Another contested provision of the Act on the Right of Assembly was Article 5, under which the organisers of a meeting could only be Hungarian citizens or those who have a residence or a settlement permit in Hungary. The petitioners found it unjustifiable that the act prohibits foreigners without a residence or settlement permit to organise an assembly in Hungary.
The Court however, did not find the provision in question unconstitutional. It considered that the reason for this differentiation is that the organiser of an assembly should be a person who is aware of the Hungarian legal regulations and customs concerning staging a peaceful demonstration, and someone who can be liable for the damages caused during the meeting.
Last but not least, the petitioners found it unjustifiable that the Act requires participants to report a planned meeting, because this way the statute excludes the possibility of spontaneous meetings. The Court was of opinion that the Act only requires the reporting of planned meetings outdoors, in a public place. The reason for this is that exercising the right of peaceful assembly is connected with another fundamental right, the right to freedom of movement (Article 58 of the Constitution). The most frequent places to exercise the right to freedom of movement are on the streets, in squares etc.
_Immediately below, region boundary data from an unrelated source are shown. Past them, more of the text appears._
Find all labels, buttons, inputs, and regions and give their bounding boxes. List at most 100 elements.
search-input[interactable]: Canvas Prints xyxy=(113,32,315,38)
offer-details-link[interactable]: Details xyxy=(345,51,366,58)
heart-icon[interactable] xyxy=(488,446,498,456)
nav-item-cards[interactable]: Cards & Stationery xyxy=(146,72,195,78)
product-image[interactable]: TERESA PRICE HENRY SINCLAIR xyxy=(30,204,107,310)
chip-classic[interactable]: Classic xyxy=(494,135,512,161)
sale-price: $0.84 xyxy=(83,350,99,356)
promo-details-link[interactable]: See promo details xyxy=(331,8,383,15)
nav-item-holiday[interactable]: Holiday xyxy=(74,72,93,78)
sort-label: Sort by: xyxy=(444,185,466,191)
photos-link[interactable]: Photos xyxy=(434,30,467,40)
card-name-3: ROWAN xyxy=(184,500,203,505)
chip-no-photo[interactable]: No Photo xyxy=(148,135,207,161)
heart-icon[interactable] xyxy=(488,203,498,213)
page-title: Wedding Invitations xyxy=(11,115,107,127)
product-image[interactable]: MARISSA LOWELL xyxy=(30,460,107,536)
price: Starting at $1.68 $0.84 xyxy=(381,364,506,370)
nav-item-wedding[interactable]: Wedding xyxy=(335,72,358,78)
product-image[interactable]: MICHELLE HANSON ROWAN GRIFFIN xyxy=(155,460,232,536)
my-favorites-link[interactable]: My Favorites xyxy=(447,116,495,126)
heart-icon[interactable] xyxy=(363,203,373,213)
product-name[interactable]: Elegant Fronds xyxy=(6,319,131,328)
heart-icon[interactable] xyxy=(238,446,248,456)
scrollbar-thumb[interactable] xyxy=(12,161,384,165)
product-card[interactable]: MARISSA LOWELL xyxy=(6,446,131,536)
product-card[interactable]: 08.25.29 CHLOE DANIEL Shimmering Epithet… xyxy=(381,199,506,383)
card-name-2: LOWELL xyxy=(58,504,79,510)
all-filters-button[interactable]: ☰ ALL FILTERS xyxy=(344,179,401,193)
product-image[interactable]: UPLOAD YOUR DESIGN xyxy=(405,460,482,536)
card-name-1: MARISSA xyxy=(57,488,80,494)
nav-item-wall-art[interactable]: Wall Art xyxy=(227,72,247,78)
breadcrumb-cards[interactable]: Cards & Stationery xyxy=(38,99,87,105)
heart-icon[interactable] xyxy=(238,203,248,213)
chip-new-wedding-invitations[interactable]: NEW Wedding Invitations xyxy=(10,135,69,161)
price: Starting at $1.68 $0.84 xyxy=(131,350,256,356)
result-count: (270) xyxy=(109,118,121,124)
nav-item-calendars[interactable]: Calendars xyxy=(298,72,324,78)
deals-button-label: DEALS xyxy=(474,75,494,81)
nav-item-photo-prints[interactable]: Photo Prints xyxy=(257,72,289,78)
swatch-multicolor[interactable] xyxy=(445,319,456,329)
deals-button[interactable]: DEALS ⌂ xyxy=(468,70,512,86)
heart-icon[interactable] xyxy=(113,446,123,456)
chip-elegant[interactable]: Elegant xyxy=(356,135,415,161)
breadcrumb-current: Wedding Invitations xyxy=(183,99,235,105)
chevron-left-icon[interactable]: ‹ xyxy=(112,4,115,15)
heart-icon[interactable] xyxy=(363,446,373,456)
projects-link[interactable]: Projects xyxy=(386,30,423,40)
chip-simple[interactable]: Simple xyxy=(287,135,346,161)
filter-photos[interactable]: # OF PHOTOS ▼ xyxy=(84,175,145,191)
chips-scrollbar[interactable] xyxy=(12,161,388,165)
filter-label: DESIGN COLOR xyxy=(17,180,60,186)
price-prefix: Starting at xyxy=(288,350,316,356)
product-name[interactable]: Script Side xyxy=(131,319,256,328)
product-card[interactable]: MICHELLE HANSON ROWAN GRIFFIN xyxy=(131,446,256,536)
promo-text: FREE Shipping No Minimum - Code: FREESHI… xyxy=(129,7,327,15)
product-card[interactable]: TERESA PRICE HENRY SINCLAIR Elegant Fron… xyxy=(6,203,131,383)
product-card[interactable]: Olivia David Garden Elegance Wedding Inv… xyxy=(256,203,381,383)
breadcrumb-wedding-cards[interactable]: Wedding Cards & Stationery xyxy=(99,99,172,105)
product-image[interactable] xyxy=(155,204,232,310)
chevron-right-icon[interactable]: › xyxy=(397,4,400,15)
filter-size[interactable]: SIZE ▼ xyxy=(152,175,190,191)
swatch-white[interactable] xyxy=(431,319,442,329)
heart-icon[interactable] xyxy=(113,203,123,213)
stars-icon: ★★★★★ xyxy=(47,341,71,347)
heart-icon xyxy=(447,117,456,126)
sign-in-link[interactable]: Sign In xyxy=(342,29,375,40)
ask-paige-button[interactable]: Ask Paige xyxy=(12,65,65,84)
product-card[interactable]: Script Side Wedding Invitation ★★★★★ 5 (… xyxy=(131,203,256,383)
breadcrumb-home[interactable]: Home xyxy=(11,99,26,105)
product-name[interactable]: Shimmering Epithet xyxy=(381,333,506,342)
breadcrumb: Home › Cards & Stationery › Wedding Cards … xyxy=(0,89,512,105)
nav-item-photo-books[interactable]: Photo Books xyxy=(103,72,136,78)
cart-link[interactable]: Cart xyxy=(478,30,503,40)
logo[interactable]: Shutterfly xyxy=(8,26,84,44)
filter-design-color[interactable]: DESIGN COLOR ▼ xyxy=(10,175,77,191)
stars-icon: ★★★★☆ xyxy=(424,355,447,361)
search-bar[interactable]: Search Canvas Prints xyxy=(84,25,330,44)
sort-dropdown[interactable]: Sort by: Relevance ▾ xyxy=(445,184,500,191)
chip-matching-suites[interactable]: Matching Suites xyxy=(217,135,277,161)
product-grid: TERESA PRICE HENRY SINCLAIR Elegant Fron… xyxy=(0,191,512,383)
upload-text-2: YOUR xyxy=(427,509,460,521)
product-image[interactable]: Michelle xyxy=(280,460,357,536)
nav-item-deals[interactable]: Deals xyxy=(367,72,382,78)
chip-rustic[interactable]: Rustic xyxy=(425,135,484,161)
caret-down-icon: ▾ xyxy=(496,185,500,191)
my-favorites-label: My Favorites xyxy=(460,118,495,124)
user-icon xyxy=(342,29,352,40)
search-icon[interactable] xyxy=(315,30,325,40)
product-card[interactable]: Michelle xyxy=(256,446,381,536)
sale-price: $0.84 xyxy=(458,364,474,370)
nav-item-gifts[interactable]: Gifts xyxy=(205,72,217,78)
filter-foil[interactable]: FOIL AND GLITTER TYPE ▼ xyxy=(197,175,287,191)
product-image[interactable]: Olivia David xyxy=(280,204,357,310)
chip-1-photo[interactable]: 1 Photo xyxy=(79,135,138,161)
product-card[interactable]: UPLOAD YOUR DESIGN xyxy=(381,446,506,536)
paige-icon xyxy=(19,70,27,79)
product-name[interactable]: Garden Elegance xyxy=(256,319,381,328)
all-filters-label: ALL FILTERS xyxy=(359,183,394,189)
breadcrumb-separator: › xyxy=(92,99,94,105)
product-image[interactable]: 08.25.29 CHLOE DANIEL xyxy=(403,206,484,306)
Reporting among others the date and place of the planned meeting to the police is necessary in order that the authorities are aware of the fact that someone plans to organise an assembly outdoors in a public place.
Concerning the argument of the petitioners that the prohibition of an unreported assembly is a disproportionate limitation of the right to assembly, the Court emphasised that failing to report a planned gathering could constitute negligence, but could also be the first step towards misusing the right of assembly. Without reporting a planned gathering, the authorities cannot consider whether the planned assembly will unduly disrupt traffic or will severely endanger the operation of the courts or of parliament. If an assembly can be arranged at another time and at another place than was reported, the reporting would be useless. In addition, the Court stressed that from the fact that the police have the power to dissolve an assembly in the case of an unreported event, it does not follow that the police should always use this power.
One of the Justices, with whom three Justices agreed, gave their dissenting opinion. According to the Judges, the right of peaceful assembly is a human right and not only a right of citizens. Therefore Article 5 of the act, which stated that only Hungarian citizens and those with a residence or settlement permit can organise an assembly in Hungary, violates the basic right of assembly. The separate opinion emphasises that the notion of "gathering" used by the Act is too vague, and therefore it makes it possible for the police to use force without sufficient reason.
Justice Kukorelli in the separate opinion stressed that in general there is no conflict between the right of assembly and the right to freedom of movement. The latter does not mean that the participants of a public meeting have the right to use a specific route. The right of assembly is sometimes in conflict with the interest of the undisrupted traffic.
Justice Kukorelli denied that the subsequent legal remedy is a sufficient guarantee against the possibility of police power being used arbitrarily. When considering whether to disperse an assembly, the police should take into account whether the meeting violates the rights and freedoms of others, or whether it constitutes a clear and present danger of violating such rights. The police should not use force without trying to convince the participants to break up the gathering. This is important since the right of assembly is one of the most important human rights of self-expression.